Auch soweit der Antragsteller vorträgt, die Aufhebung des Haftbefehls vom 24. November 2016 in der Hauptverhandlung vom 10. August 2017 sei Indiz dafür, dass das Strafgericht selbst erhebliche Zweifel daran habe, dass sich der in der Anklageschrift formulierte Schuldvorwurf aufrechterhalten lasse, ist eine Abänderung des angefochtenen Beschlusses nicht veranlasst. Die Gründe, welche im Einzelnen zur Aufhebung eines Haftbefehls führen können, sind vielfältig. Nach § 120 Abs. 1 Satz 1 StPO ist der Haftbefehl aufzuheben, sobald die Voraussetzungen der Untersuchungshaft nicht mehr vorliegen oder sich ergibt, dass die weitere Untersuchungshaft zu der Bedeutung der Sache und der zu erwartenden Strafe oder Maßregel der Besserung und Sicherung außer Verhältnis stehen würde. Der Haftbefehl könnte also aufgehoben worden sein, weil kein dringender Tatverdacht mehr bestand oder die Verdunkelungsgefahr entfallen ist. Die Aufhebung könnte auch dem Umstand geschuldet sein, dass der Vollzug der Untersuchungshaft nach § 121 Abs. 1 StPO grundsätzlich auf sechs Monate beschränkt und die durch die Rechtsprechung gebildete zeitliche Obergrenze zu beachten ist, wonach der Vollzug der Untersuchungshaft von mehr als einem Jahr Dauer bis zum Beginn der Hauptverhandlung oder dem Erlass des Urteils nur in ganz besonderen Ausnahmefällen gerechtfertigt werden kann (Böhm in Münchener Kommentar zur StPO, 1. Aufl. 2014, § 120 Rn. 12).
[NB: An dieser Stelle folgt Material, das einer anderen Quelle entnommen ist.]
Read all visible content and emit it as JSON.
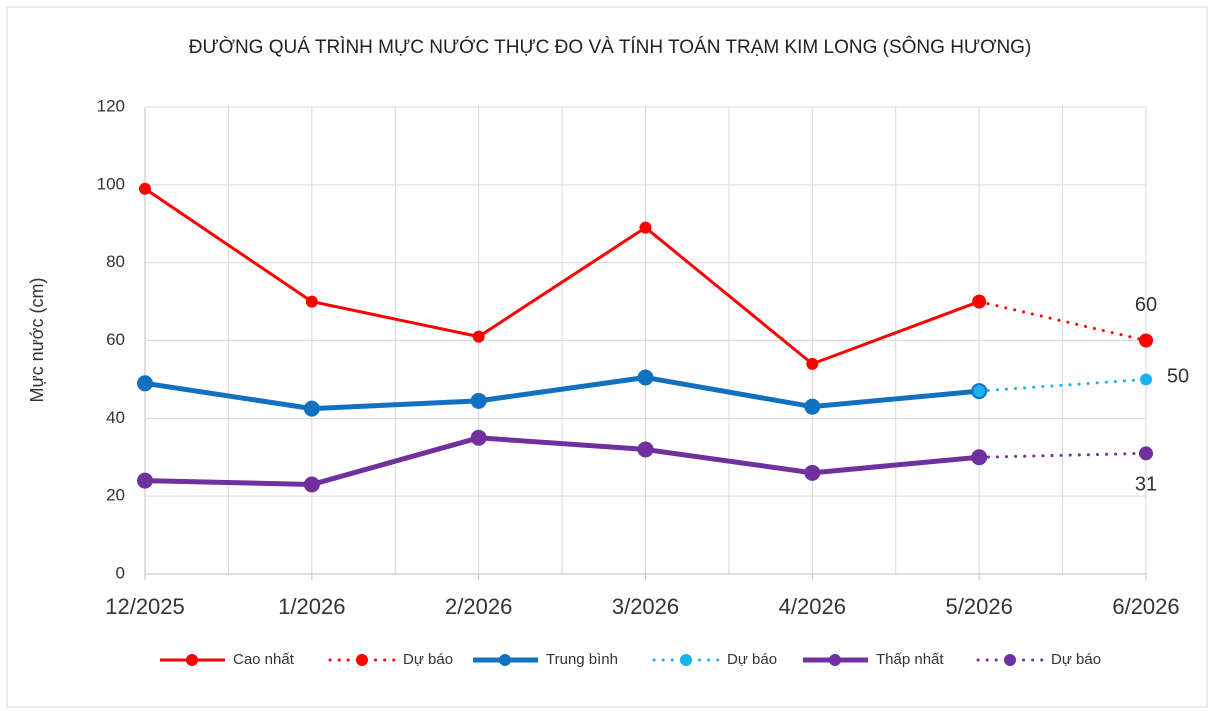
{
  "chart_data": {
    "type": "line",
    "title": "ĐƯỜNG QUÁ TRÌNH MỰC NƯỚC THỰC ĐO VÀ TÍNH TOÁN TRẠM KIM LONG (SÔNG HƯƠNG)",
    "y_label": "Mực nước (cm)",
    "categories": [
      "12/2025",
      "1/2026",
      "2/2026",
      "3/2026",
      "4/2026",
      "5/2026",
      "6/2026"
    ],
    "ylim": [
      0,
      120
    ],
    "yticks": [
      0,
      20,
      40,
      60,
      80,
      100,
      120
    ],
    "grid": true,
    "legend": "bottom",
    "series": [
      {
        "name": "Cao nhất",
        "color": "#ff0000",
        "line_width": 3,
        "marker_radius": 6,
        "dash": "solid",
        "values": [
          99,
          70,
          61,
          89,
          54,
          70,
          null
        ]
      },
      {
        "name": "Dự báo",
        "color": "#ff0000",
        "line_width": 3,
        "marker_radius": 7,
        "dash": "dot",
        "label_position": "above",
        "values": [
          null,
          null,
          null,
          null,
          null,
          70,
          60
        ]
      },
      {
        "name": "Trung bình",
        "color": "#1170c0",
        "line_width": 5,
        "marker_radius": 8,
        "dash": "solid",
        "values": [
          49,
          42.5,
          44.5,
          50.5,
          43,
          47,
          null
        ]
      },
      {
        "name": "Dự báo",
        "color": "#1ab2ec",
        "line_width": 3,
        "marker_radius": 6,
        "dash": "dot",
        "label_position": "right",
        "values": [
          null,
          null,
          null,
          null,
          null,
          47,
          50
        ]
      },
      {
        "name": "Thấp nhất",
        "color": "#7030a0",
        "line_width": 5,
        "marker_radius": 8,
        "dash": "solid",
        "values": [
          24,
          23,
          35,
          32,
          26,
          30,
          null
        ]
      },
      {
        "name": "Dự báo",
        "color": "#7030a0",
        "line_width": 3,
        "marker_radius": 7,
        "dash": "dot",
        "label_position": "below",
        "values": [
          null,
          null,
          null,
          null,
          null,
          30,
          31
        ]
      }
    ]
  }
}
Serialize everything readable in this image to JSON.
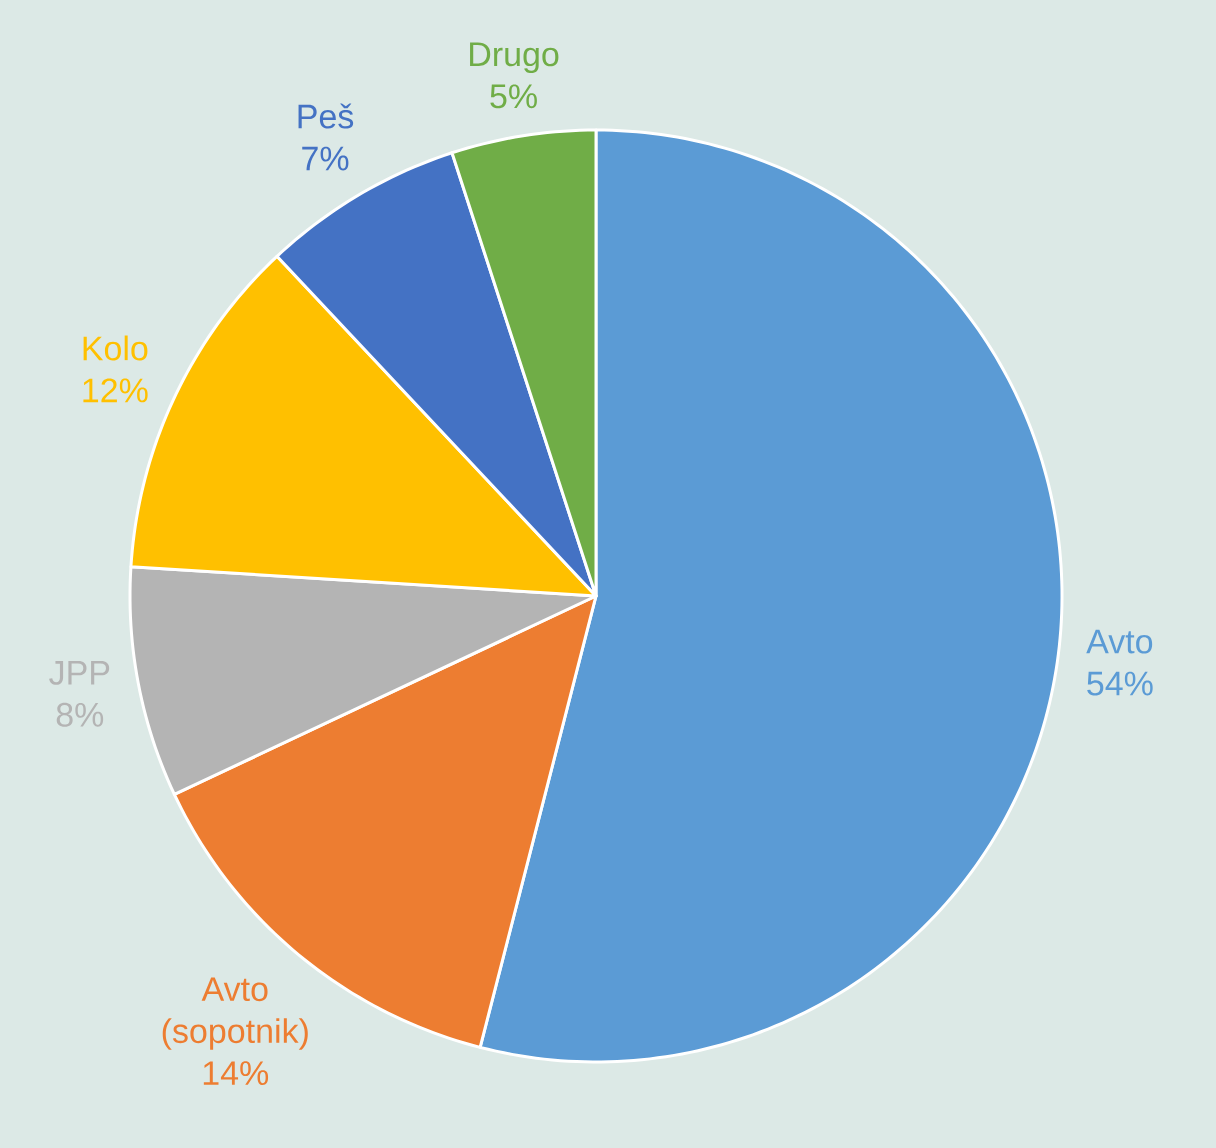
{
  "chart_data": {
    "type": "pie",
    "categories": [
      "Avto",
      "Avto (sopotnik)",
      "JPP",
      "Kolo",
      "Peš",
      "Drugo"
    ],
    "values": [
      54,
      14,
      8,
      12,
      7,
      5
    ],
    "value_labels": [
      "54%",
      "14%",
      "8%",
      "12%",
      "7%",
      "5%"
    ],
    "colors": [
      "#5b9bd5",
      "#ed7d31",
      "#b4b4b4",
      "#ffc000",
      "#4472c4",
      "#70ad47"
    ]
  }
}
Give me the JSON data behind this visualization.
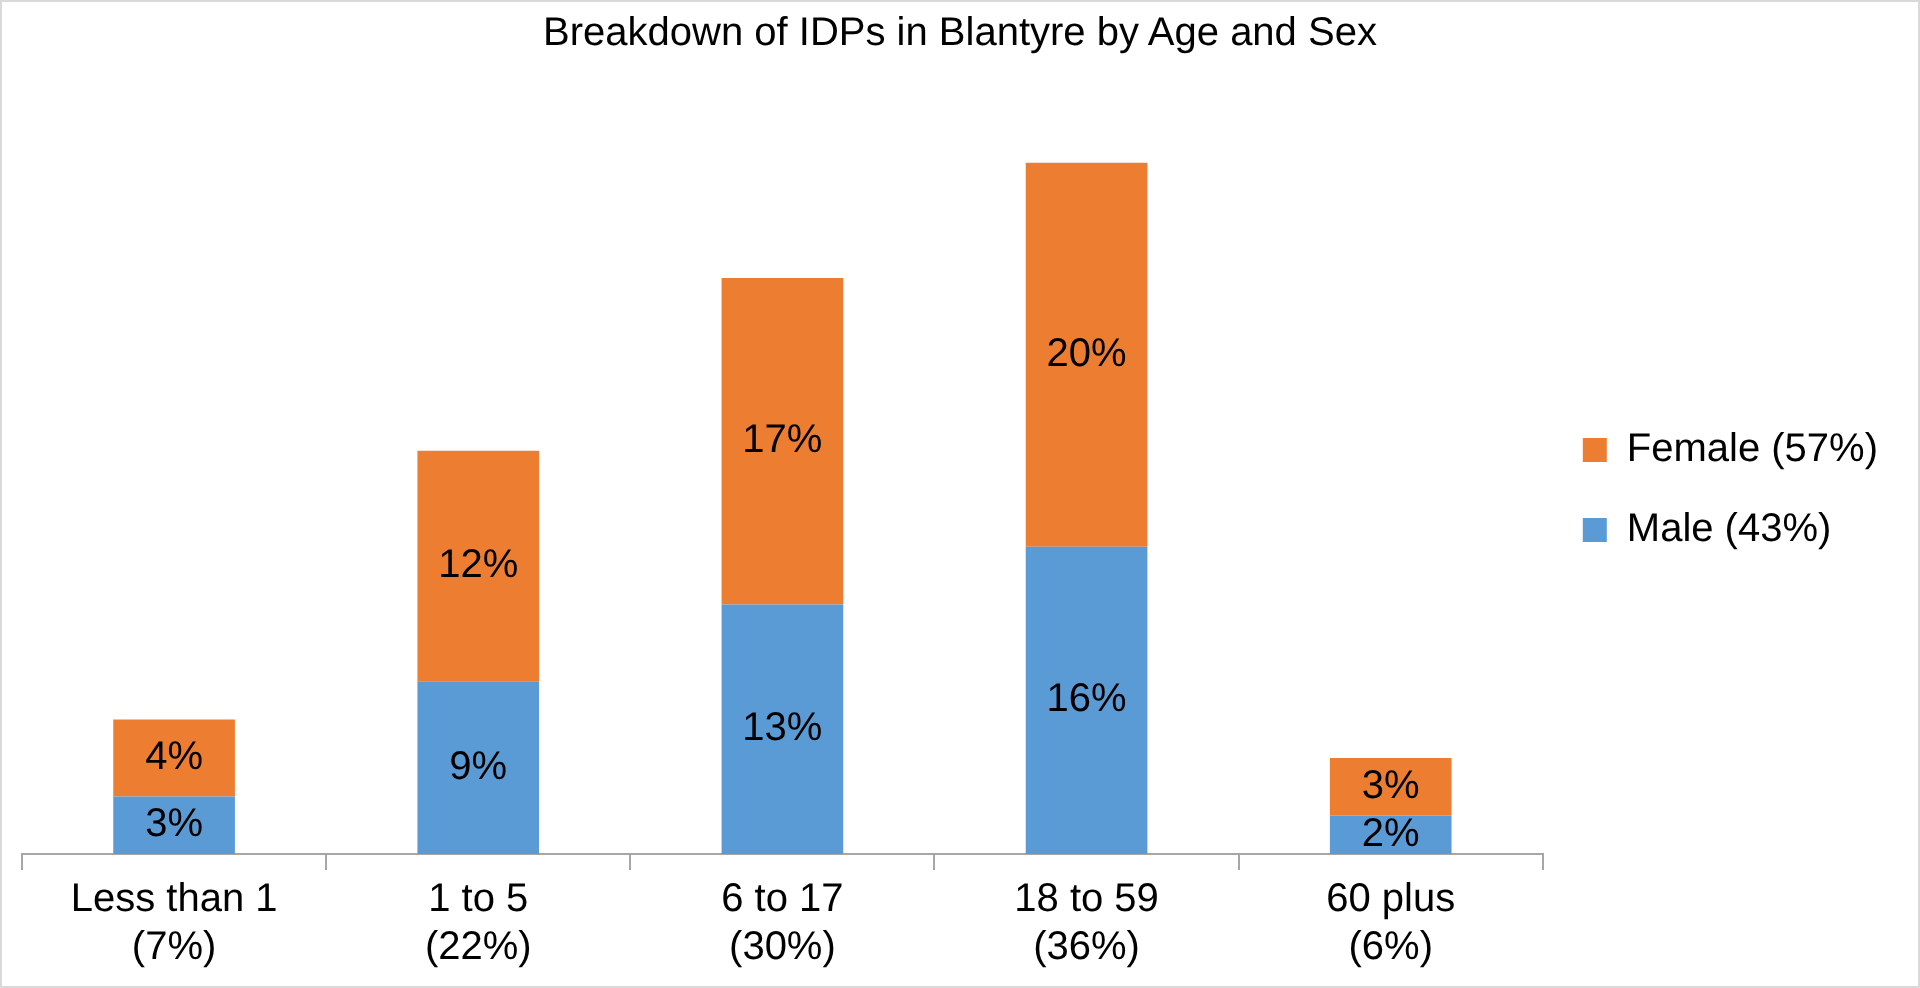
{
  "chart_data": {
    "type": "bar",
    "title": "Breakdown of IDPs in Blantyre by Age and Sex",
    "categories": [
      "Less than 1\n(7%)",
      "1 to 5\n(22%)",
      "6 to 17\n(30%)",
      "18 to 59\n(36%)",
      "60 plus\n(6%)"
    ],
    "stacked": true,
    "legend": "right",
    "grid": false,
    "series": [
      {
        "name": "Male (43%)",
        "color": "#5b9bd5",
        "values": [
          3,
          9,
          13,
          16,
          2
        ],
        "value_labels": [
          "3%",
          "9%",
          "13%",
          "16%",
          "2%"
        ]
      },
      {
        "name": "Female (57%)",
        "color": "#ed7d31",
        "values": [
          4,
          12,
          17,
          20,
          3
        ],
        "value_labels": [
          "4%",
          "12%",
          "17%",
          "20%",
          "3%"
        ]
      }
    ]
  }
}
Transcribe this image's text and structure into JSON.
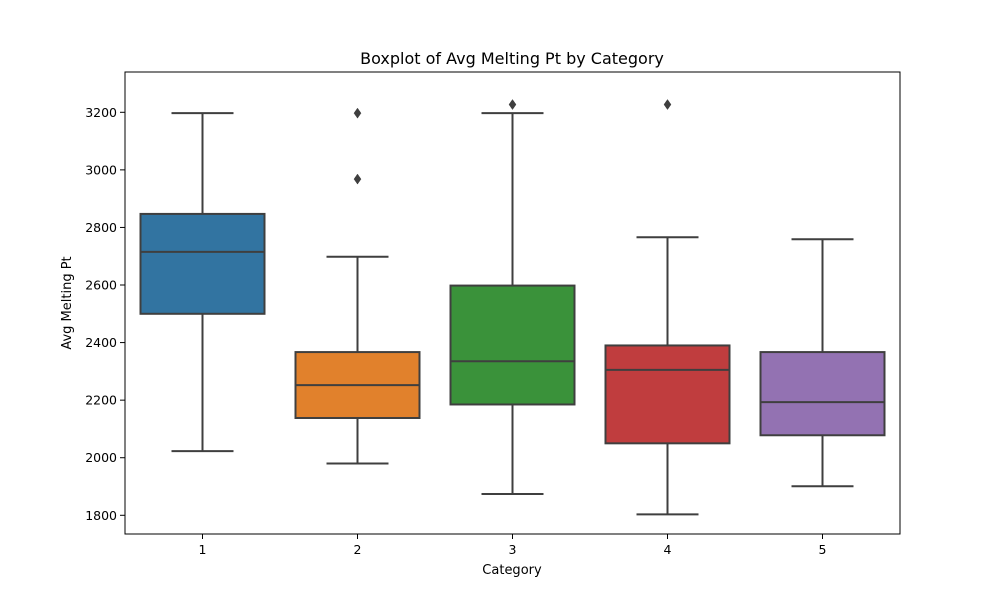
{
  "chart_data": {
    "type": "boxplot",
    "title": "Boxplot of Avg Melting Pt by Category",
    "xlabel": "Category",
    "ylabel": "Avg Melting Pt",
    "categories": [
      "1",
      "2",
      "3",
      "4",
      "5"
    ],
    "ylim": [
      1735,
      3340
    ],
    "yticks": [
      1800,
      2000,
      2200,
      2400,
      2600,
      2800,
      3000,
      3200
    ],
    "grid": false,
    "boxes": [
      {
        "category": "1",
        "whisker_low": 2023,
        "q1": 2500,
        "median": 2715,
        "q3": 2847,
        "whisker_high": 3197,
        "outliers": [],
        "color": "#3274a1"
      },
      {
        "category": "2",
        "whisker_low": 1980,
        "q1": 2138,
        "median": 2252,
        "q3": 2367,
        "whisker_high": 2698,
        "outliers": [
          2968,
          3197
        ],
        "color": "#e1812c"
      },
      {
        "category": "3",
        "whisker_low": 1874,
        "q1": 2185,
        "median": 2335,
        "q3": 2598,
        "whisker_high": 3197,
        "outliers": [
          3227
        ],
        "color": "#3a923a"
      },
      {
        "category": "4",
        "whisker_low": 1803,
        "q1": 2050,
        "median": 2305,
        "q3": 2390,
        "whisker_high": 2766,
        "outliers": [
          3227
        ],
        "color": "#c03d3e"
      },
      {
        "category": "5",
        "whisker_low": 1901,
        "q1": 2078,
        "median": 2193,
        "q3": 2367,
        "whisker_high": 2759,
        "outliers": [],
        "color": "#9372b2"
      }
    ]
  }
}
Mit der Vorlage des Protokolls der mündlichen Verhandlung vom 10. August 2017, auf dem die Seite 3 nahezu gänzlich geweißt ist und sich bis auf die Worte „Der Vorsitzende verkündete sodann weiter folgende“ nur der Beschluss „Der Haftbefehl des Amtsgerichts Ansbach vom 24.11.2016 wird aufgehoben“ findet, hat der Antragsteller bewusst auf eine Offenlegung der Gründe für die Aufhebung des Haftbefehls verzichtet. Er hat nicht dargelegt, dass der Haftbefehl deshalb aufgehoben worden ist, weil kein dringender Tatverdacht mehr besteht, sondern dies lediglich behauptet. Mangels substantiierten Vortrags kann die Aufhebung des Haftbefehls damit nicht zu Gunsten des Antragstellers Berücksichtigung finden. Ohne jeden rechtlichen Belang ist schließlich, dass bereits 40 Hauptverhandlungstage stattgefunden haben und die Richter „rechtliches Neuland“ betreten sollen. Diese Umstände verhalten sich nicht zur Frage, ob der vorgeworfene Sachverhalt dem Antragsteller mit hinreichender Wahrscheinlichkeit nachweisbar ist.
3. Die Kostenentscheidung beruht auf § 77 Abs. 1 BDG, § 154 Abs. 2 VwGO.